Your throat tightened, heart twisting under the weight of it — the truth hanging between you like smoke, inescapable.
“I… I know,” you forced out, voice tight, stumbling over the words, “I know what you did — I never — I’m grateful, Wonyoung, I swear—”
Crack.
The second slap landed harder, your vision tilting, the ache flaring down your jaw.
“And when my mother looked at you like another toy to break,” Wonyoung hissed, voice trembling now with quiet fury, “when she wanted you — who kept you safe? Who pulled you out of that house, out of that life, out of her hands?”
You swallowed, lungs burning as frustration and shame tangled in your chest.
“I’m sorry,” you breathed, the words spilling raw now, desperate, as if they could stitch this back together. “I — I’m sorry, I know everything you’ve done, I know what it cost you, I—”
Crack.
The third slap echoed, sharper, your skin burning, pulse pounding, but her voice only softened — more dangerous, more possessive.
“You hate the leash,” she whispered, stepping in, close enough that her breath ghosted across your cheek. “But you forget what happens without it.”
You exhaled hard, voice cracking as the words poured out fast, desperate, unraveling.
“I’m grateful, Wonyoung — you know I am — you saved me — you kept me alive — everything I have — it’s because of you, I never forgot that, I never—”
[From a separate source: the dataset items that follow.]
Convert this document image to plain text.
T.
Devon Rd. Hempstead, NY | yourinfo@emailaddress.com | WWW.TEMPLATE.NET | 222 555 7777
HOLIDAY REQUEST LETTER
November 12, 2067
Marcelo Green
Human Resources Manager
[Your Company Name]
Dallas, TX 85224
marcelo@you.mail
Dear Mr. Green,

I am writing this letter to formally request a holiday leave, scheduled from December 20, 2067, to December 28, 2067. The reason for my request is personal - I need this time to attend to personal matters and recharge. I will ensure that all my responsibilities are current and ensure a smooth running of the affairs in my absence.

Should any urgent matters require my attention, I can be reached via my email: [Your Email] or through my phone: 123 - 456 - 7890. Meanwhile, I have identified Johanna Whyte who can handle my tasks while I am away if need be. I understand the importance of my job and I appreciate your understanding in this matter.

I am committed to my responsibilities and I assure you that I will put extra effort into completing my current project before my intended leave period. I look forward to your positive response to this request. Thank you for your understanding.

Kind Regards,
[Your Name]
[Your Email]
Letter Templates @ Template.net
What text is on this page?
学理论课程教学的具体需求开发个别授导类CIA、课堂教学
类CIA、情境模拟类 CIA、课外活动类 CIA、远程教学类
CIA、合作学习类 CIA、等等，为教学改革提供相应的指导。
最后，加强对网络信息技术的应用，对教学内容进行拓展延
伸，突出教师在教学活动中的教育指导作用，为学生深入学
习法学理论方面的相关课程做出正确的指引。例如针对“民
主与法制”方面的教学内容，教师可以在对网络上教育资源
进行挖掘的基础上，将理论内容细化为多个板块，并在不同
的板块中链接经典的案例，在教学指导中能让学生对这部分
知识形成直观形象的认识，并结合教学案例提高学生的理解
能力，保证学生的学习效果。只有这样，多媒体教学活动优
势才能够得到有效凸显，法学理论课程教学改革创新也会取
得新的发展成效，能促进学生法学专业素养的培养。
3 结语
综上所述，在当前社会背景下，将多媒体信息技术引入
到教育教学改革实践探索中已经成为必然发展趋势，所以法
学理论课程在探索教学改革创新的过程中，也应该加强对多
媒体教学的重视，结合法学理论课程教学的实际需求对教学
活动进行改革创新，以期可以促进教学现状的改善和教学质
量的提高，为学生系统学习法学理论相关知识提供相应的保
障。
But she cut you off, voice low, slicing straight through the apology.
“You’re breathing,” Wonyoung interrupted, eyes dark and unflinching, “because when my father painted the walls with your family’s blood…”
Her voice softened, almost sweet. Almost fond.
“…I asked him to let me keep a friend. If I had known you would grow into this ungrateful mutt…”
The word curled between you like smoke; harmless on the surface, but sharp underneath. You knew exactly what she meant. What ‘friend’ had always meant in her world.
Your chest twisted, rage tightening like a vice, drowning out every rational thread of thought.
Friend?
Your jaw clenched, the old memory clawing its way back — the screams, the marble floors slick with blood, her father’s smile twisted with violence — and Wonyoung, ribbons in her hair, wide-eyed, tugging at his sleeve like she was picking out a pet at the market.
Your patience splintered.
Her hand lifted again —
But this time, you caught her wrist mid-air, iron-tight, halting her clean.